民進党代表選挙中の9月時点にも高橋亮平コラムでは、『それでも代表選圧勝で始まる蓮舫民進党「反転攻勢」は「政権選択政党」にまでつながるのか』(https://news.yahoo.co.jp/byline/takahashiryohei/20160914-00062176/)と、「選挙に強い可能性がある」という事以外ほぼメリットがないと思われた蓮舫氏を圧勝で選んでしまうような政党にも関わらず、代表選直後の10月に行われる事になっていた衆議院補欠選挙において「不戦勝」の選択をする方針だった事を指摘した。

この時の選挙は、小池知事が知事に転身した東京10区と、自民党が分裂した福岡6区の選挙であった。

蓮舫自らがこの時に東京10区で出ていれば、勝てた可能性もあっただろうし、野党側にとってはいろんな可能性があった補選だった。この選択によっては、その後の政局も大きく変わっていた可能性もある。

もっと振り返れば、蓮舫氏自身はその前の都知事選においても最初に手を挙げていれば、民進党は都知事選ですら勝てる可能性もあった。

好機と言えるポイントで、ことごとく「勝負をしない」選択をし、ここまで崩壊した事はしっかり共有してもらいたいと思う。「選挙で選んだ」としか思えない代表で、一方で「選挙で勝負しない」構造は、最初から国会議員たちが「自分たちの選挙を少しでもましな状況にしたい」と思っていただけに見える事はこの時点から指摘をしてきた。あとでまた詳しく書こうと思うが、この混乱に乗じて「離党して都民ファーストに」、「解党して都民ファースト合流」は、基本的には同じ構造である事も指摘をしておきたいと思う。

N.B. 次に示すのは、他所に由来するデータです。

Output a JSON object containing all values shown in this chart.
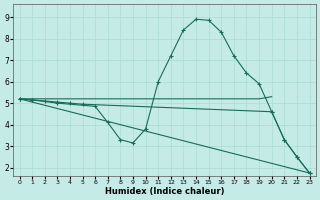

民進党都議選惨敗のきっかけは蓮舫氏が候補者のほとんどを希望の塾に行かせた事

蓮舫氏の代表辞任に先立って、7月25日に野田佳彦幹事長が、民進党本部で開かれた両院議員懇談会で、惨敗した東京都議会議員選挙の責任を取って辞任する意向を表明している。

先日の高橋亮平コラム『区割法施行で8月の内閣改造直後に解散か?国政での「小池新党」誕生とその影響は?』(https://news.yahoo.co.jp/byline/takahashiryohei/20170720-00073455/)でも、自民党以上に民進党の方がより深刻である事を指摘したところだが、会見において野田元総理は、辞任理由について「求心力を確保できず、党のガバナンス(統治)がうまくいかなかった責任は重い」と語ったとされるが、本当にその責任は野田幹事長にあったのだろうか。

民進党が今回擁立した候補者は21人、うち現職は7人だった。出馬辞退して引退した議員が1人いたので、現職の議席としては8人いたことになる。選挙の結果、獲得した議席は5議席。マスコミ報道では、7議席が5議席になった事を受けて等と報じられるが、民進党が比較すべき数字は本当にここなのだろうか。本質的な問題は、もっと別なところにあり、その責任も別の方にあるような気がしてならない。

民進党内では就任当初から野田氏を幹事長にした人事が全ての問題の始まりだと言う声が多いが、私自身はそうは思わない。むしろ野田氏が幹事長だったから蓮舫氏が代表でもここまでもったのではないだろうか。その意味では蓮舫代表体制を長引かせた責任はあるかもしれないが、自らの主張や想いと異なる事も「自分が解散で迷惑をかけた同志と党のため」と本当に泥臭い役回りをこなし続けた姿は、個人的には政治家としてむしろそこは評価をしなければならないのではないかと思う。